Alors qu’ Agnès et Nora enterrent leur mère, leur père débarque après de longues années d’absence. Le célèbre cinéaste propose à Nora, comédienne de théâtre de jouer dans son prochain film, mais celle-ci refuse avec défiance. L’ homme va alors se tourner vers une jeune star hollywoodienne, ravivant de douloureux souvenirs familiaux.
Au coeur du récit trône une intrigante maison de caractère en bois rouge et noir, à propos de laquelle Nora enfant écrit une rédaction à l’école. Une maison comportant une fissure dont «la vie de sa famille ne représente qu’une seconde dans la lente progression». Ce lieu de vie regroupe symboliquement tous les bonheurs et malheurs d’une lignée à travers des générations. Les contemporains en récupèrent l’héritage dans tous les sens du terme. Car c’est un labyrinthe psychanalytique auquel Joachim Trier nous convie, une tragédie sentimentale aux accents Bergmaniens, sur un fil, avec beaucoup d’émotion.
Le casting est époustouflant de justesse. Renate Reinsve et Inga Ibsdotter Lilleaas forment un beau duo de sœurs complices. Nora dans sa fuite en avant et la douce Agnès dans le calme de celle qui a réussi à fonder une famille, à dépasser les traumas familiaux, ce que n’a pas su faire son ainée. Elle est au coeur de la lignée puisque Nora et son père, le charismatique Gustav Borg, interprété par Stellan Skarsgård ne se parlent plus. Le face à face père-fille est terrible. Ces deux êtres à la communication perturbée, tels des aimants, ne peuvent s’approcher quand bien même ils le voudraient. Suite au refus de Nora de jouer dans son long métrage, Gustav fait appel à une jeune actrice hollywoodienne interprétée par la blonde Elle Fanning, parfaite dans le rôle de la star américaine Rachel Kemp. Son aura rejaillit sur son personnage et colore de sa présence ce casting typiquement norvégien. Compagnon de route de Joachim Trier, Anders Danielsen Lie (Oslo, 31 aout, Julie en 12 chapitres) vient compléter cette galerie de personnages.

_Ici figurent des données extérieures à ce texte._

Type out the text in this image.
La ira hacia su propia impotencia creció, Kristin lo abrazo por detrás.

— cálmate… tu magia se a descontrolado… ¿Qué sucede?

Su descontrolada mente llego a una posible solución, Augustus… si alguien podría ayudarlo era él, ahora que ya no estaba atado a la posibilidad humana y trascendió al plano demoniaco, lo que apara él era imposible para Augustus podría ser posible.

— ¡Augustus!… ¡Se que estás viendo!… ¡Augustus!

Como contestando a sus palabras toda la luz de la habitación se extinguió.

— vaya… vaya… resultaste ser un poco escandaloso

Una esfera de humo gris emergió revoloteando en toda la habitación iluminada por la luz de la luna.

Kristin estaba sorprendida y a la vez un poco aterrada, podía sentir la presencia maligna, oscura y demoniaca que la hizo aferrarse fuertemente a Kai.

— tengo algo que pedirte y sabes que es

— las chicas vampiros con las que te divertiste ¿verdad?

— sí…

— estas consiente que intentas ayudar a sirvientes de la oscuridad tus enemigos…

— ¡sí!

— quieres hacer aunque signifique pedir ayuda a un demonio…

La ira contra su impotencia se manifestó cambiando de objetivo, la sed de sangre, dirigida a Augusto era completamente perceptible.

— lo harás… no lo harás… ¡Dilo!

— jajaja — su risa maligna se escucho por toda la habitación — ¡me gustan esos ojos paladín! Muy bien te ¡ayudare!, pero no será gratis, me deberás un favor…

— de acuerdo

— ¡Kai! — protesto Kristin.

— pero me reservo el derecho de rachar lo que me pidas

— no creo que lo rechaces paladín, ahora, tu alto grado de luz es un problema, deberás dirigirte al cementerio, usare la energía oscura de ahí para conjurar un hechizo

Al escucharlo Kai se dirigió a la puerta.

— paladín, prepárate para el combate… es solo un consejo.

Parallèlement au drame familial et dans un traitement captivant, le cinéaste insère dans l’histoire un lien au théâtre qui ne se distingue pas de la vie. L’espace diégétique du film se poursuit ainsi dans les représentations théâtrales. Nora, comme possédée, refuse d’entrer en scène, « Vous m’avez condamnée au bûcher » clame ensuite son personnage. Dès lors qui à sa place voudrait y aller ? Le personnage du film Nora et celui qu’elle joue dans la pièce se confondent alors et l’on pourrait prolonger la réflexion sur le cinéaste lui-même et le lien de fidélité qu’il entretient avec ses acteurs.
Le drame de Joachim Trier est aussi celui de la réparation de protagonistes imparfaits. Le film dans une même séquence unira Nora, son père et les actes commis par la mère de celui-ci. Une manière d’exorciser en beauté la tragédie abandonnée au fil des générations.